I miss the days of spectacular villains like sharks and serial killers. They were easily identifiable and remote. Even as a kid some part of me must have known that they probably wouldn’t get to me, because I continued to swim in the ocean and walk places alone. Fear back then was a luxury, something to elicit a thrill before eventually falling safely asleep in my bed.

jawsI wish that my insomniac preoccupations today were still sparked by cinematic scenarios, indulgent games of “what if” after watching movies like 28 Days Later, Alien, and Jurassic Park. Then again, isn’t all of our worrying somewhat indulgent, even irrational, if the threats are not immediate? I consider myself astoundingly lucky to be able to write that even my most mundane fears have not become reality.
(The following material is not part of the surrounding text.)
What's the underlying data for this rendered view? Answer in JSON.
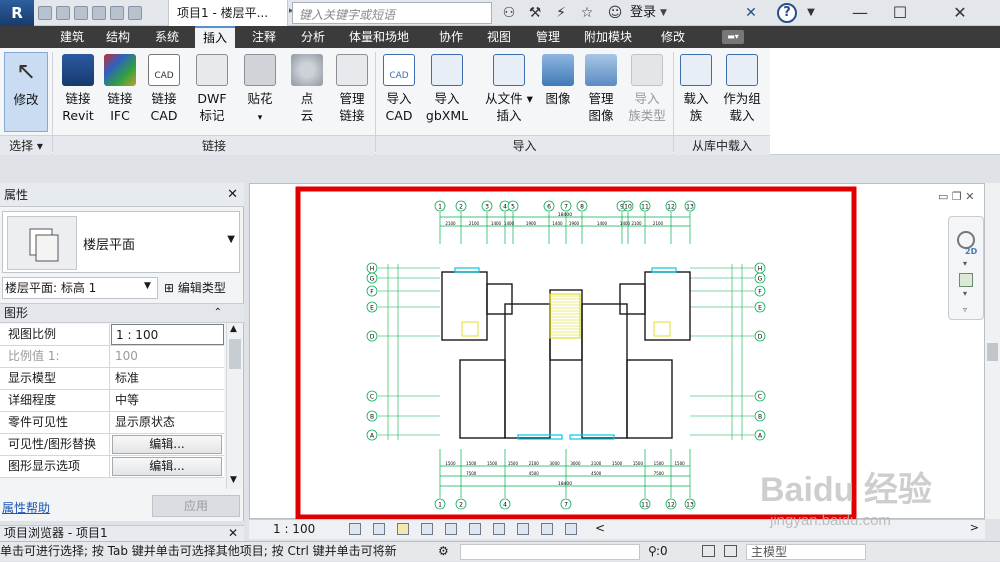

Some, like death, are inevitable, but there are some that I will probably never have to face. I suspect this is true for a lot of people. So why torture ourselves with worry, dwelling on the possibilities? Why not cross that bridge when we come to it? Maybe, especially at night when we know we should be asleep, it makes some of us feel more alive.

4 Comments

  1. Don’t you find that it is when not on the knifes edge of panic that those fears are finally actaulized. For me it is only when confident and optimistic that the real bad stuff happens.

  2. Great post! I too grew up on Jaws, Gremlins, Lost Boys…
    Shame they don’t make them like SOL anymore. Thanks for the nostalgia & sentiment of adult pre-occupation, to which I totally relate!